Phil Sutcliffe has an undeniable talent for interlacing extracts from already published band interviews and biographies—some of them even from his own magazine work. He has been fastidious in his selections, lifting citations that are evocative enough to shape and sustain his extended chronology. (A fan favorite from Mercury in his mid-30s: “I’m just an old sag who gets up every morning, scratches his head and wonders what he wants to fuck.”) Unfortunately, there is virtually no new material on offer here and, worse, scant original writing. Paragraph after paragraph adheres to the same sterile format (“Mercury told Melody Maker’s Chris Welch in 1974…”).
The author makes very few attempts to actually recreate scenes from Queen’s past. He is less likely to describe a squabble between band members than he is to echo a statement one of the musicians gave to a journalist about the row 20 years ago. The better bits of his history will not impel you to read on, but to set the book aside and pick up the Rolling Stone or L.A. Times or Q Magazine piece from which Sutcliffe happens to be quoting.
“The classic lineup,” Sutcliffe writes, referring to the four ultimate members of Queen, “probably debuted on July 2, 1971, at Surrey College, outside London, although some accounts go straight to their summer tour of Cornwall.” The word “probably” crops up often in Queen: The Ultimate Illustrated History. In an effort to be diplomatic, perhaps, Sutcliffe considers events from varying points of view. The problem is that none of them are his own.
There is an expectation for an “ultimate history” that the historian has done a fair share of digging with the aim of establishing an authoritative account. Sutcliffe has been thorough in his research, but never comes to any real conclusions. Readers might like to know when and where the classic Queen lineup did debut. But here is a compendium of competing histories. It is hardly the place to come to for answers.
For “Bohemian Rhapsody”, whose operatic brilliance was advertised by a lengthy Wayne’s World car scene, this book sacrifices a mere half-page. The six-minute tune’s descent from the pained piano of Mercury’s repentant lullaby into an inferno of warring choirboys and electric sound is a byword for the band’s appeal. Mostly, though, Sutcliffe does not concern himself with the fine points of their compositions. The in-depth album reviews do not help much. They are overly stylized—journalist John Buccigross writes of Mercury, “Dude had game from the get-go, born with wings that soared through Brian May’s atmosphere of guitar strings”—and generally substitute criticism with a perfunctory two sentences on every song. Notable exceptions include Greg Kot, whose treatment of “Killer Queen”, the group’s breakthrough hit, attempts analysis:
To call [Brian May’s] mid-song excursion a ‘solo’ really doesn’t do it justice. Layering parts in echo-laden splendour, he piles on harmonics and contrapuntal melodies with the glee of someone who has little use for the amped-up blues tropes that were all the rage among U.K. guitarists.
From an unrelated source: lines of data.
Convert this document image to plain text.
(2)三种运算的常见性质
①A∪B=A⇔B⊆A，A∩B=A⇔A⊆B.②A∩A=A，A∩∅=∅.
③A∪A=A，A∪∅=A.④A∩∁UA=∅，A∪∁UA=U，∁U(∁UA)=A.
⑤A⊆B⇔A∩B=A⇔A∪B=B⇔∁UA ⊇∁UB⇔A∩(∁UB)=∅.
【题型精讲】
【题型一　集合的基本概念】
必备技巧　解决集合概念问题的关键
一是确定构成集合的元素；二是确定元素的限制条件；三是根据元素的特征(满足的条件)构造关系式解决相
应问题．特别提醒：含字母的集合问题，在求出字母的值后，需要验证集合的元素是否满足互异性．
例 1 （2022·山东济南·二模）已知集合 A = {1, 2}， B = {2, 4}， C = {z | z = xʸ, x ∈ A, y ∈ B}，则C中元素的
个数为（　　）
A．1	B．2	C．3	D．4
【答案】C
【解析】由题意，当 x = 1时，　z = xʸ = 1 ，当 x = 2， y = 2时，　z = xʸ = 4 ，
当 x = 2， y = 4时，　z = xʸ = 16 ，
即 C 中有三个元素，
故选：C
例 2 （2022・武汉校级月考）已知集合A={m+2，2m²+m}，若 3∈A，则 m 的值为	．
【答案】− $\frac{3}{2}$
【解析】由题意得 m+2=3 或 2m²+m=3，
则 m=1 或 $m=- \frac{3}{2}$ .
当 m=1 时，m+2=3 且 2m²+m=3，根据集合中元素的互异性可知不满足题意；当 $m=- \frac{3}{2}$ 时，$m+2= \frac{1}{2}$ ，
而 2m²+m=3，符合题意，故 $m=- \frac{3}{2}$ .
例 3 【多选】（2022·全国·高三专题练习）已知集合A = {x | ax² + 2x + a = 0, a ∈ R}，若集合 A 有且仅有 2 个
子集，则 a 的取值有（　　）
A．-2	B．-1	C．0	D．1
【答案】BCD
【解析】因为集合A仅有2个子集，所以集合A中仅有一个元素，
For all its shortcomings, this elaborate hardcover ultimately communicates a human portrait of its subjects that is sufficiently complex. The intricacies of their relationships—with each other, with disgruntled partners—surface naturally. And so do their respective neuroses. Brian May, the book’s surprising focal point, emerges a self-doubting depressive so possessed with perfecting solos in studio that he often alienated his band mates. Freddy Mercury, Sutcliffe reveals, viciously reproached admirers who lauded Queen performances he found less than outstanding. The singer was uncompromising even unto his premature death from AIDS in 1991, insistent on recording from bed while he could still hold a note.
There is a reason why Queen’s oeuvre is celebrated for its technical diligence. If Queen: The Ultimate Illustrated History does not have exacting standards, it successfully exposes the fussiest men in rock.